Correlation Between Microsoft and Ratch Group
Can any of the company-specific risk be diversified away by investing in both Microsoft and Ratch Group at the same time? Although using a correlation coefficient on its own may not help to predict future stock returns, this module helps to understand the diversifiable risk of combining Microsoft and Ratch Group into the same portfolio, which is an essential part of the fundamental portfolio management process.
By analyzing existing cross correlation between Microsoft and Ratch Group Public, you can compare the effects of market volatilities on Microsoft and Ratch Group and check how they will diversify away market risk if combined in the same portfolio for a given time horizon. You can also utilize pair trading strategies of matching a long position in Microsoft with a short position of Ratch Group. Check out your portfolio center. Please also check ongoing floating volatility patterns of Microsoft and Ratch Group.

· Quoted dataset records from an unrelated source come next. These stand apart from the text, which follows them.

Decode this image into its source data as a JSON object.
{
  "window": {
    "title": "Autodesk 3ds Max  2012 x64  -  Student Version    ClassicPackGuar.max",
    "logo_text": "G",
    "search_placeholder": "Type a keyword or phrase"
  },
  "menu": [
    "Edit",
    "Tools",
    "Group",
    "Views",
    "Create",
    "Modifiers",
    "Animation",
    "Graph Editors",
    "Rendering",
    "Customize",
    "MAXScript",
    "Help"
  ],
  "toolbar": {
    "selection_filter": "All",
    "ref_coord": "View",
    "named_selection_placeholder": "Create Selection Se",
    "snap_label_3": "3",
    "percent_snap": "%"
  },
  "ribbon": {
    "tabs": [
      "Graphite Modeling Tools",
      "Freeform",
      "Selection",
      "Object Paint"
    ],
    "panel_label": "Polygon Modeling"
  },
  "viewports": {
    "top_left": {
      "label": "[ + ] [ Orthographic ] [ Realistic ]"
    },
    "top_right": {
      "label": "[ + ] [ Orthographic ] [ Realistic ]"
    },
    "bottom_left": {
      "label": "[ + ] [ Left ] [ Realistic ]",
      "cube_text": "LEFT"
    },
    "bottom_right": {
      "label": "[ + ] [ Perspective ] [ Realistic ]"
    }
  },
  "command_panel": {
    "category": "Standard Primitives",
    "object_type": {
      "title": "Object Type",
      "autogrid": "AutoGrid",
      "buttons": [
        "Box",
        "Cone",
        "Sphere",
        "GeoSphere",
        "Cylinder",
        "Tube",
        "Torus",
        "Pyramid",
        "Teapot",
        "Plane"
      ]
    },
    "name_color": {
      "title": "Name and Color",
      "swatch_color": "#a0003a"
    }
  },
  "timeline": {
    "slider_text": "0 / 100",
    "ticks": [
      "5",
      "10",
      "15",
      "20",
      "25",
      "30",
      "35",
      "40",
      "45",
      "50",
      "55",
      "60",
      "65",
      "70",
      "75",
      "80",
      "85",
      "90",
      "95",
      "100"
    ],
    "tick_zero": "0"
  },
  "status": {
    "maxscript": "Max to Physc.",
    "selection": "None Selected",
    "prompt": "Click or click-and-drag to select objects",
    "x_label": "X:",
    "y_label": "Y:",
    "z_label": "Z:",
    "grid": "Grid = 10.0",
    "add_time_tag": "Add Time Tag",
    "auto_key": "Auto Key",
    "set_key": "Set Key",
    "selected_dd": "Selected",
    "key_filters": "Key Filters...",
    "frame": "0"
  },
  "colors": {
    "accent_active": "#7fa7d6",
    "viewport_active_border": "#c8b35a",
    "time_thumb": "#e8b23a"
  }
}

Diversification Opportunities for Microsoft and Ratch Group
-0.21 | Correlation Coefficient |
Very good diversification
The 3 months correlation between Microsoft and Ratch is -0.21. Overlapping area represents the amount of risk that can be diversified away by holding Microsoft and Ratch Group Public in the same portfolio, assuming nothing else is changed. The correlation between historical prices or returns on Ratch Group Public and Microsoft is a relative statistical measure of the degree to which these equity instruments tend to move together. The correlation coefficient measures the extent to which returns on Microsoft are associated (or correlated) with Ratch Group. Values of the correlation coefficient range from -1 to +1, where. The correlation of zero (0) is possible when the price movement of Ratch Group Public has no effect on the direction of Microsoft i.e., Microsoft and Ratch Group go up and down completely randomly.
Pair Corralation between Microsoft and Ratch Group
Given the investment horizon of 90 days Microsoft is expected to under-perform the Ratch Group. In addition to that, Microsoft is 1.32 times more volatile than Ratch Group Public. It trades about -0.15 of its total potential returns per unit of risk. Ratch Group Public is currently generating about 0.17 per unit of volatility. If you would invest 2,700 in Ratch Group Public on November 1, 2025 and sell it today you would earn a total of 375.00 from holding Ratch Group Public or generate 13.89% return on investment over 90 days.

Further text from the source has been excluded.